In the corps medical arrangements made by Colonel Begg, certain modifications, in the general principles of evacuations need a moment's consideration. At Messines we have seen that the evacuation of the wounded from A.D.S. was carried out by the division by means of its own cars. The Anzac medical arrangements for the battle of Gravenstafel included the pooling of all ambulance transport and the clearing of the A.D.S.'s by M.A.C. under corps control. Possibly, this was done in order to avoid waste of transport; possibly, for traffic control. All A.D.S.'s were now to be cleared under corps arrangements through corps M.D.S. and corps walking wounded station to the C.C.S.'s. A corps gas treatment centre was provided and a large corps rest station. No special corps bureau for recording casualties was devised, although 1st Anzac had already established the practice; all returns were still to be furnished by C.M.D.S. and C.W.W.C.P. as at Messines, although matters had been improved by segregating walking from lying wounded in separate units.

The final medical arrangements were completed on October the 1st. No. 2 New Zealand Field Ambulance, Lt.-Col. Murray, D.S.O., commanding, was in charge of forward evacuations with headquarters at Wieltje mine shaft. All bearers of the three Field Ambulances were at his disposal. A reserve of 70 bearers had been formed at Dead End; there was a total of 217 bearers available for forward work. It is to be noted that No. 3 Field Ambulance was with its brigade, as yet in corps reserve. At each of the three R.A.P.'s there were 24 bearers N.Z.M.C. and two runners. 30 bearers under Major McCormack, N.Z.M.C, at Midland Farm; with 24 bearers in each of the relay posts. No. 1 Field Ambulance under Major Craig, N.Z.M.C.—temporarily in command, replacing Lt.-Col. Mathew Holmes, evacuated sick—had manned the moated farm with their tent subdivisons; and at Vlamertinghe Mill, the corps walking wounded collecting post was in charge of No. 4 New Zealand Field Ambulance, Lt.-Col. McLean commanding. The final instructions issued by Col. Begg were: That the Thomas' page 335splint was to be applied at all RA.P.'s to all fractures of the lower limb or wounds of marked severity: that as little redressing of wounds as possible was to be practised so as to avoid delay in evacuation to C.C.S.; that the clothes of men contaminated by gas fluid were to be removed before they were admitted to the A.D.S. galleries at Wieltje. On a previous occasion during the intense bombardments with mustard gas of the the 28th and 29th of September, all the medical officers at the Wieltje dugout and most of the R.A.M.C. personnel, became casualties owing to gas fluid being brought in on the clothes of the gassed—the gallery was gas proof which increased the danger in this particular instance. The severely wounded and the gassed were to have special "urgent" labels attached to their stretchers so that they might have precedence in transit to C.C.S. The distances were so great and delay was likely to be so considerable owing to the length of the hand carriage and the congestion of the roads that at all stages the utmost despatch was to be observed and all needless redressing of wounds avoided. Fixture of fractures and the treatment of shock, the arrest of haemorrhage, and the administration of food were the only operations permitted in the divisional and corps stations. Despatch was to be the essence of the evacuations.
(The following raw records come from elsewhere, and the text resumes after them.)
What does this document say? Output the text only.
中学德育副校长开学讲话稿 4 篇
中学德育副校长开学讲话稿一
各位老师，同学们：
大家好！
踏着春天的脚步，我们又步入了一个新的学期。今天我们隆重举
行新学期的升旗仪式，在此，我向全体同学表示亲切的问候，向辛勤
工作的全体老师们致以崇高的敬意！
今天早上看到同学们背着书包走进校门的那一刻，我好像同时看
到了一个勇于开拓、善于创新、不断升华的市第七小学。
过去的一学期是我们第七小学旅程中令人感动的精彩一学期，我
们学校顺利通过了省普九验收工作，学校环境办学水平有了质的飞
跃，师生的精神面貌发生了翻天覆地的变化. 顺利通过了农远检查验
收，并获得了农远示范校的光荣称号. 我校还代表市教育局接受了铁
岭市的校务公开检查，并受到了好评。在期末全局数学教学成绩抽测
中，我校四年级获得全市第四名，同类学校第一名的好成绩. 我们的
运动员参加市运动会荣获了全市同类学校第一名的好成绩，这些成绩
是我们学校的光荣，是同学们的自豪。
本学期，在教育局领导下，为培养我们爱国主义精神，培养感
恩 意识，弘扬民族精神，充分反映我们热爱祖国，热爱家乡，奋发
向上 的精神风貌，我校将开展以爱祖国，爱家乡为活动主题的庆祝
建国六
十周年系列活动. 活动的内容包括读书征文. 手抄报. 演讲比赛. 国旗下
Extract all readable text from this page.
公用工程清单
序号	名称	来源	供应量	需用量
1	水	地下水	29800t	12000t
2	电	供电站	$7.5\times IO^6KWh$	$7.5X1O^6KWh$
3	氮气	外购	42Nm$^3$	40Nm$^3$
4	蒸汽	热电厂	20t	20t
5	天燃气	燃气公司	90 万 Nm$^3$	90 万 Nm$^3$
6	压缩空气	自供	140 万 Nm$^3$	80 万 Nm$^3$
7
On the 2nd of October the D.D.M.S. held a conference of A.D.'sM.S. and reviewed the medical arrangements. Two tent subdivisons of the 10th Australian Field Ambulance joined No. 4 New Zealand Field Ambulance at Vlamertinghe Mill. On the 3rd our division moved up its fighting headquarters to Dead End. No. 3 New Zealand Field Ambulance coming under divisional control, two of their tent subdivisions went to C.M.D.S.: half the bearers, to Dead End.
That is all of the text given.